Page 2 of Knox (The Devil’s Luck MC #6)
CAROLINE
T he clubhouse—at least, that was what my father wanted everyone to call it—smelled like blood, shit, and men .
They were as disgusting as the floor of the abandoned warehouse the Wolverines now called home.
It was dingy, damp, and depressing, and I swore the seemingly ceaseless cigar smoke was making rats die in the walls.
My father wasn’t smoking tonight. I almost wished he was. The repelling habit was preferable to what he was doing now.
I wanted the estate back. I’d kill for it back. The first on that list? Anyone from the Devil’s Luck MC. Fuck those arrogant bastards. They were the reason Father had to bribe members of the police force into letting us use this cesspool as a home base.
The sound of fists striking flesh echoed off the naked metal walls. I crossed my arms and adjusted myself in the foldout chair, watching the beating. My white pantsuit was still pristine. No way would I get the custom outfit near innocent blood.
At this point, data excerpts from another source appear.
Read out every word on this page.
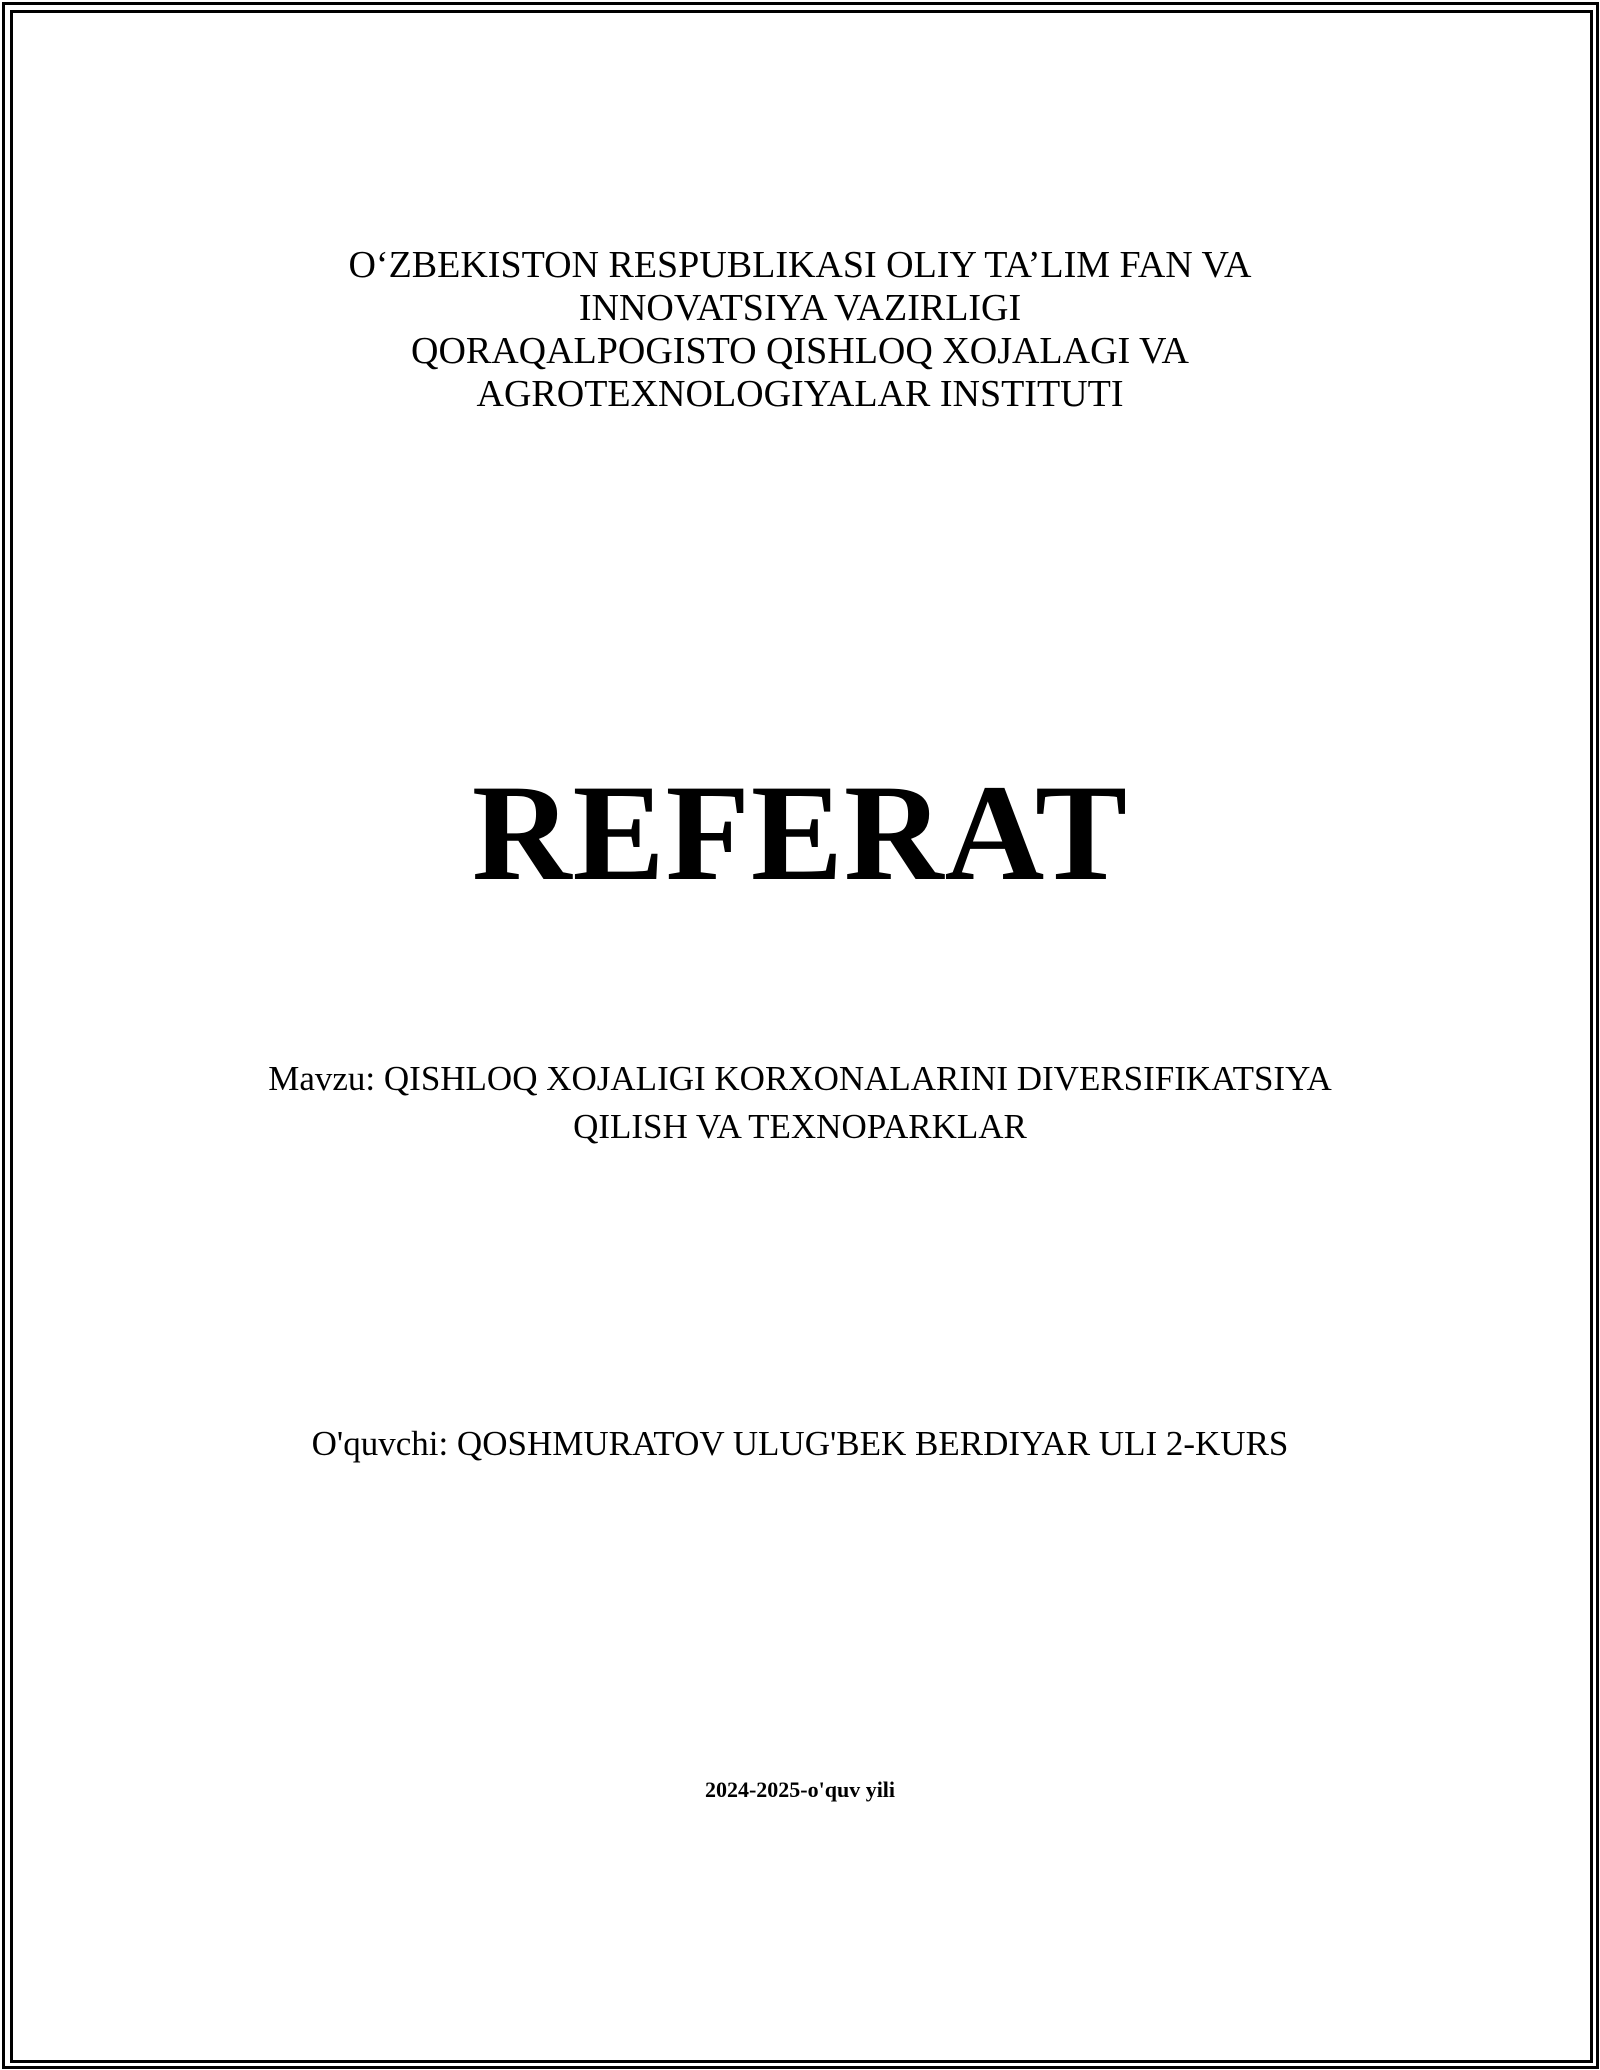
O‘ZBEKISTON RESPUBLIKASI OLIY TA’LIM FAN VA
INNOVATSIYA VAZIRLIGI
QORAQALPOGISTO QISHLOQ XOJALAGI VA
AGROTEXNOLOGIYALAR INSTITUTI
REFERAT
Mavzu: QISHLOQ XOJALIGI KORXONALARINI DIVERSIFIKATSIYA
QILISH VA TEXNOPARKLAR
O'quvchi: QOSHMURATOV ULUG'BEK BERDIYAR ULI 2-KURS
2024-2025-o'quv yili
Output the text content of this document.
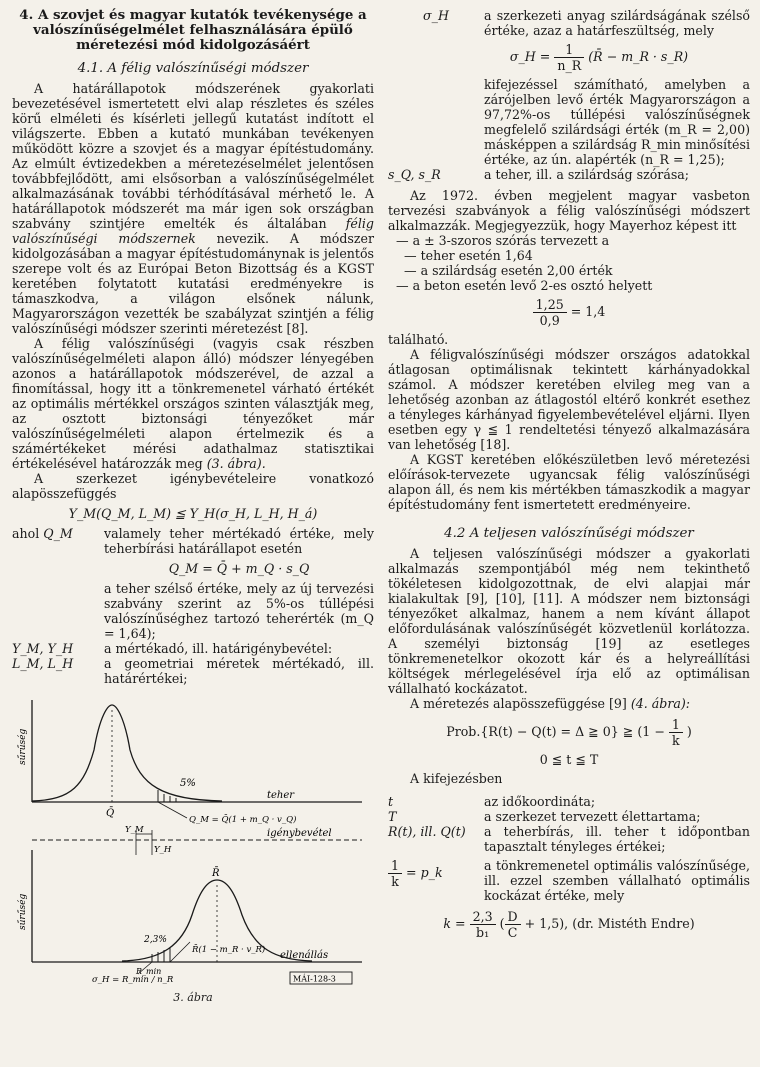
4. A szovjet és magyar kutatók tevékenysége a valószínűségelmélet felhasználására épülő méretezési mód kidolgozásáért

4.1. A félig valószínűségi módszer

A határállapotok módszerének gyakorlati bevezetésével ismertetett elvi alap részletes és széles körű elméleti és kísérleti jellegű kutatást indított el világszerte. Ebben a kutató munkában tevékenyen működött közre a szovjet és a magyar építéstudomány. Az elmúlt évtizedekben a méretezéselmélet jelentősen továbbfejlődött, ami elsősorban a valószínűségelmélet alkalmazásának további térhódításával mérhető le. A határállapotok módszerét ma már igen sok országban szabvány szintjére emelték és általában félig valószínűségi módszernek nevezik. A módszer kidolgozásában a magyar építéstudománynak is jelentős szerepe volt és az Európai Beton Bizottság és a KGST keretében folytatott kutatási eredményekre is támaszkodva, a világon elsőnek nálunk, Magyarországon vezették be szabályzat szintjén a félig valószínűségi módszer szerinti méretezést [8].

A félig valószínűségi (vagyis csak részben valószínűségelméleti alapon álló) módszer lényegében azonos a határállapotok módszerével, de azzal a finomítással, hogy itt a tönkremenetel várható értékét az optimális mértékkel országos szinten választják meg, az osztott biztonsági tényezőket már valószínűségelméleti alapon értelmezik és a számértékeket mérési adathalmaz statisztikai értékelésével határozzák meg (3. ábra).

A szerkezet igénybevételeire vonatkozó alapösszefüggés

Y_M(Q_M, L_M) ≦ Y_H(σ_H, L_H, H_á)

ahol Q_M	valamely teher mértékadó értéke, mely teherbírási határállapot esetén

Q_M = Q̄ + m_Q · s_Q

a teher szélső értéke, mely az új tervezési szabvány szerint az 5%-os túllépési valószínűséghez tartozó teherérték (m_Q = 1,64);
Y_M, Y_H	a mértékadó, ill. határigénybevétel:
L_M, L_H	a geometriai méretek mértékadó, ill. határértékei;
sűrűség
5%
teher
Q̄
Q_M = Q̄(1 + m_Q · v_Q)
Y_M
Y_H
igénybevétel
sűrűség
2,3%
R̄
R_min
R̄(1 − m_R · v_R) ellenállás
σ_H = R_min / n_R	MÁI-128-3
3. ábra
σ_H	a szerkezeti anyag szilárdságának szélső értéke, azaz a határfeszültség, mely
σ_H = $\frac{1}{n\_R}$ (R̄ − m_R · s_R)
kifejezéssel számítható, amelyben a zárójelben levő érték Magyarországon a 97,72%-os túllépési valószínűségnek megfelelő szilárdsági érték (m_R = 2,00) másképpen a szilárdság R_min minősítési értéke, az ún. alapérték (n_R = 1,25);
s_Q, s_R	a teher, ill. a szilárdság szórása;

Az 1972. évben megjelent magyar vasbeton tervezési szabványok a félig valószínűségi módszert alkalmazzák. Megjegyezzük, hogy Mayerhoz képest itt

— a ± 3-szoros szórás tervezett a
— teher esetén 1,64
— a szilárdság esetén 2,00 érték
— a beton esetén levő 2-es osztó helyett
$\frac{1,25}{0,9} = 1,4$

található.

A féligvalószínűségi módszer országos adatokkal átlagosan optimálisnak tekintett kárhányadokkal számol. A módszer keretében elvileg meg van a lehetőség azonban az átlagostól eltérő konkrét esethez a tényleges kárhányad figyelembevételével eljárni. Ilyen esetben egy γ ≦ 1 rendeltetési tényező alkalmazására van lehetőség [18].

A KGST keretében előkészületben levő méretezési előírások-tervezete ugyancsak félig valószínűségi alapon áll, és nem kis mértékben támaszkodik a magyar építéstudomány fent ismertetett eredményeire.

4.2 A teljesen valószínűségi módszer

A teljesen valószínűségi módszer a gyakorlati alkalmazás szempontjából még nem tekinthető tökéletesen kidolgozottnak, de elvi alapjai már kialakultak [9], [10], [11]. A módszer nem biztonsági tényezőket alkalmaz, hanem a nem kívánt állapot előfordulásának valószínűségét közvetlenül korlátozza. A személyi biztonság [19] az esetleges tönkremenetelkor okozott kár és a helyreállítási költségek mérlegelésével írja elő az optimálisan vállalható kockázatot.

A méretezés alapösszefüggése [9] (4. ábra):

Prob.{R(t) − Q(t) = Δ ≧ 0} ≧ ($1 - \frac{1}{k}$ )
0 ≦ t ≦ T

A kifejezésben

t	az időkoordináta;
T	a szerkezet tervezett élettartama;
R(t), ill. Q(t)	a teherbírás, ill. teher t időpontban tapasztalt tényleges értékei;
$\frac{1}{k}$ = p_k	a tönkremenetel optimális valószínűsége, ill. ezzel szemben vállalható optimális kockázat értéke, mely
$k = \frac{2,3}{\text{b₁}}$ ( $\frac{D}{C} + 1,5$), (dr. Mistéth Endre)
At least, the kid’s blood was more than likely innocent. But did that matter to Walter Bates? No.
I didn’t bother to know anything other than the bare minimum—Kyle, age seventeen—and that he was a prospect. To be a Wolverine, you had to fall to hell and drag yourself up from its pit. But if you failed, even a little?
Innocence was out of the question when it came to Walter Bates’s fists.
They were split and bleeding, drenched in shiny red liquid I knew was as good as currency in this fucked- up world of ours.
It dripped from Kyle’s lips, his nose, his temple.
His face was swollen blue and purple. Spit dribbled from the corner of his mouth.
He was beaten within an inch of his young life, and yet he tried to mumble, please .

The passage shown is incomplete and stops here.